By the time you read this, Romney might have already chosen his vice-presidential running-mate, although the more traditional, cautious timing is to announce it at the late-August nominating convention, and Romney is nothing if not traditional and cautious. The front-runners are Senator Rob Portman of Ohio, Senator Marco Rubio of Florida, Governor Chris Christie of New Jersey and Governor Susana Martinez of New Mexico, with perhaps as many as five others also in contention. Since the choice of "veep" is the first important judgment call that the candidate has to make, it is analysed in immense detail as much for what it says about the candidate as about the veep.
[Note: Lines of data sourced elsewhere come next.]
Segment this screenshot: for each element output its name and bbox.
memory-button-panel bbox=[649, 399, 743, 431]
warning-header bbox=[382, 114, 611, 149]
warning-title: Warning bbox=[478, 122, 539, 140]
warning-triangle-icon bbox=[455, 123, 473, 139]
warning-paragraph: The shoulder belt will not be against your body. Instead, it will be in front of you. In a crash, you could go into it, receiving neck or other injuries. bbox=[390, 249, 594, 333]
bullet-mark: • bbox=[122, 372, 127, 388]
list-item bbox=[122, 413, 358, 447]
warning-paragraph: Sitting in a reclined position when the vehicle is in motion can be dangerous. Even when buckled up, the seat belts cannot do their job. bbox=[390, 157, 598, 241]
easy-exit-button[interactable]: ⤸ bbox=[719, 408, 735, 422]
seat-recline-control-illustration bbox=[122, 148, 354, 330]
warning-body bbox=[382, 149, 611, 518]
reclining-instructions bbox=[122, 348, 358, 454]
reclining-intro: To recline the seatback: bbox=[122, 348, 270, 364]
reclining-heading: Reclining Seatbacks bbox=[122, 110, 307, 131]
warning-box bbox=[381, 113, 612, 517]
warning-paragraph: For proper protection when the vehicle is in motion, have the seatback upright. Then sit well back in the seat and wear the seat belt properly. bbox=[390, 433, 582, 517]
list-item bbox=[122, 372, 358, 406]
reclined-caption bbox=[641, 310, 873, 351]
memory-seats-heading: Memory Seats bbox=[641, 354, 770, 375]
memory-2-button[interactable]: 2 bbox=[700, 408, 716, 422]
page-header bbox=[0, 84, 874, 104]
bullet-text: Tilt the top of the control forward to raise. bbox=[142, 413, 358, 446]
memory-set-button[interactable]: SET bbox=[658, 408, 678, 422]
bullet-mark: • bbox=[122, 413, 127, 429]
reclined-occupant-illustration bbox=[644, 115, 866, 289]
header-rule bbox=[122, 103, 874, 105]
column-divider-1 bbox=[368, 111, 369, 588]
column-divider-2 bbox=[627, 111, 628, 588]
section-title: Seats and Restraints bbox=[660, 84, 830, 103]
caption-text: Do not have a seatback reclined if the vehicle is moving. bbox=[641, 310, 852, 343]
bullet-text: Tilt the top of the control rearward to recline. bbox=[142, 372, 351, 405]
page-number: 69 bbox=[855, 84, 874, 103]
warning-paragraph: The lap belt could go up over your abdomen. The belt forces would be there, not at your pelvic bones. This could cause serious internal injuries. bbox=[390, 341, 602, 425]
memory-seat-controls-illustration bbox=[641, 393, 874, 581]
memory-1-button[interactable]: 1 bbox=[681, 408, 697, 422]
Although Rubio is Hispanic, handsome, charismatic, "the crown prince of the Tea Party movement" and comes from the key battleground state of Florida, he is also very young (41), his parents were economic migrants rather than Castro exiles, and he has not so far broken his close ties with his allegedly corrupt friend Representative David Rivera of Florida's 25th Congressional District. Susana Martinez ticks very useful psephological boxes, being both Hispanic and a woman, but the choice might look opportunistic for that very reason. Americans are very harsh on candidates who choose veeps for their electoral interests rather than picking someone who would be well-qualified enough to be "a heartbeat away from the presidency". Punishing John McCain for choosing Sarah Palin was one of the reasons the Republicans lost in 2008, although no one is suggesting that Ms Martinez is not far better qualified to be president than was Mrs Palin. John Kerry's choice of John Edwards of North Carolina in 2004 was similarly more about shoring up the weak Democratic vote in the South than choosing the best man for the job, as the recent scandals over Edwards's private life and unorthodox campaign financing have subsequently shown.

The whole intellectual climate is changing in what are called "the veepstakes". No longer is it assumed that veeps can do that much to deliver even their home states for the candidate, and so the argument is made that a veep should underline and complement the candidate's own strengths, rather than attempt to fill in whatever is missing in terms of his geographical, racial or gender appeal. Since 1920 veeps have produced on average a net gain of only 2 per cent in their home states, although the numbers have been growing slightly since 1984. Sitting governors and senators tend to deliver higher gains than congressmen or people who have retired from state office, while veeps from smaller states — especially ones that rarely produce national candidates — tend to do better than those from bigger states, as the strong turnouts for Sarah Palin in Alaska and Joe Biden in Delaware showed in 2008.This effect subsides, however, once they've spent four years in Washington and are on the ticket for the second time.